Doctors warn of middle of summer heat dangers

It's a sunny, and hot Central Texas summer day and suddenly you start to feel different, you might be experiencing heat exhaustion.

"Heat exhaustion is more dehydration, you start getting muscle cramps, you feel weak, sometimes you feel nauseous. That happens when you are just running around Town Lake or doing something else and you sort of just get behind on your fluids," said Dr. Eric Higginbotham, medical director for the ER at Dell Children's Medical Center of Central Texas.

But if you don't take action quickly, it can become a medical emergency.

"Heat stroke is on the other end of that spectrum. Your core body temperature goes up, you become confused, you can have a seizure, you begin acting strangely. We see that this time of year, especially now into August," said Higginbotham.
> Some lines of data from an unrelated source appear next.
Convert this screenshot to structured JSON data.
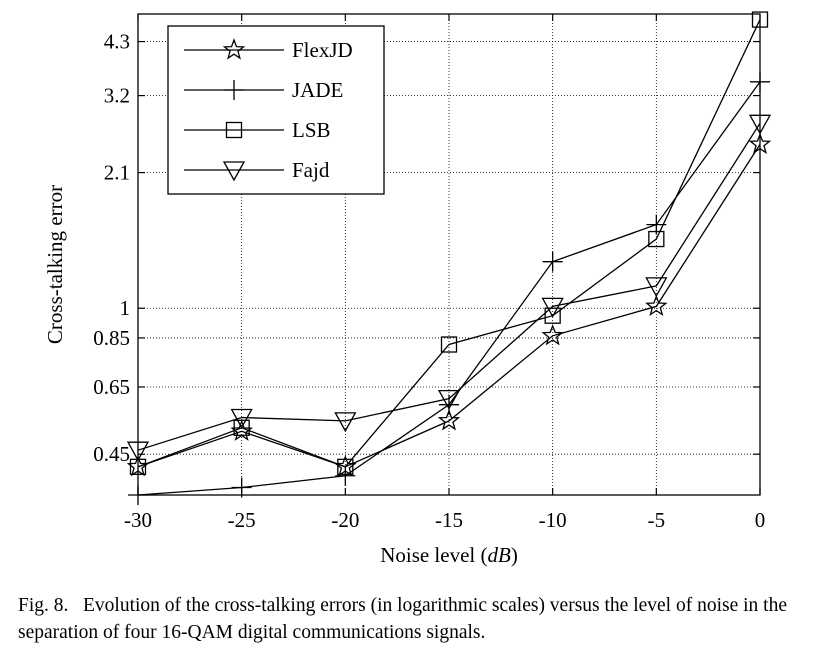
{
  "chart_data": {
    "type": "line",
    "xlabel_main": "Noise level (",
    "xlabel_unit": "dB",
    "xlabel_close": ")",
    "ylabel": "Cross-talking error",
    "y_scale": "log",
    "xlim": [
      -30,
      0
    ],
    "ylim": [
      0.36,
      5.0
    ],
    "x": [
      -30,
      -25,
      -20,
      -15,
      -10,
      -5,
      0
    ],
    "x_tick_labels": [
      "-30",
      "-25",
      "-20",
      "-15",
      "-10",
      "-5",
      "0"
    ],
    "y_ticks": [
      0.45,
      0.65,
      0.85,
      1,
      2.1,
      3.2,
      4.3
    ],
    "y_tick_labels": [
      "0.45",
      "0.65",
      "0.85",
      "1",
      "2.1",
      "3.2",
      "4.3"
    ],
    "grid": true,
    "legend_position": "top-left",
    "series": [
      {
        "name": "FlexJD",
        "marker": "star",
        "values": [
          0.42,
          0.51,
          0.42,
          0.54,
          0.86,
          1.01,
          2.45
        ]
      },
      {
        "name": "JADE",
        "marker": "plus",
        "values": [
          0.36,
          0.375,
          0.4,
          0.59,
          1.29,
          1.58,
          3.45
        ]
      },
      {
        "name": "LSB",
        "marker": "square",
        "values": [
          0.42,
          0.52,
          0.42,
          0.82,
          0.96,
          1.46,
          4.85
        ]
      },
      {
        "name": "Fajd",
        "marker": "triangle-down",
        "values": [
          0.46,
          0.55,
          0.54,
          0.61,
          1.01,
          1.13,
          2.75
        ]
      }
    ]
  },
  "caption": {
    "label": "Fig. 8.",
    "text": "Evolution of the cross-talking errors (in logarithmic scales) versus the level of noise in the separation of four 16-QAM digital communications signals."
  }
}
Higginbotham primarily works with kids, but the danger is real for everyone. "Kids have less reserves than we do. They are not going to have the resiliency adults have," he said.

With consistently high temperatures during every Texas summer, doctors will continue to warn the public of all heat-related dangers. "The other big problem we see, and luckily we haven't seen it yet here in Dell Children's is kids left in cars. Their core temperature goes up, they have a seizure and their body just starts to deregulate," said Higginbotham.

Another safety note, sunscreen should be worn as often as possible.

"You should be wearing at least SPF 30 and you should be applying it every 30-45 minutes. Anything you can do to mitigate that exposure to UV radiation, that's going to go down the line and help prevent melanoma and skin cancer," he said. Finally, the best way to avoid heat exhaustion and heat stroke is to stay hydrated with either water or sports drinks.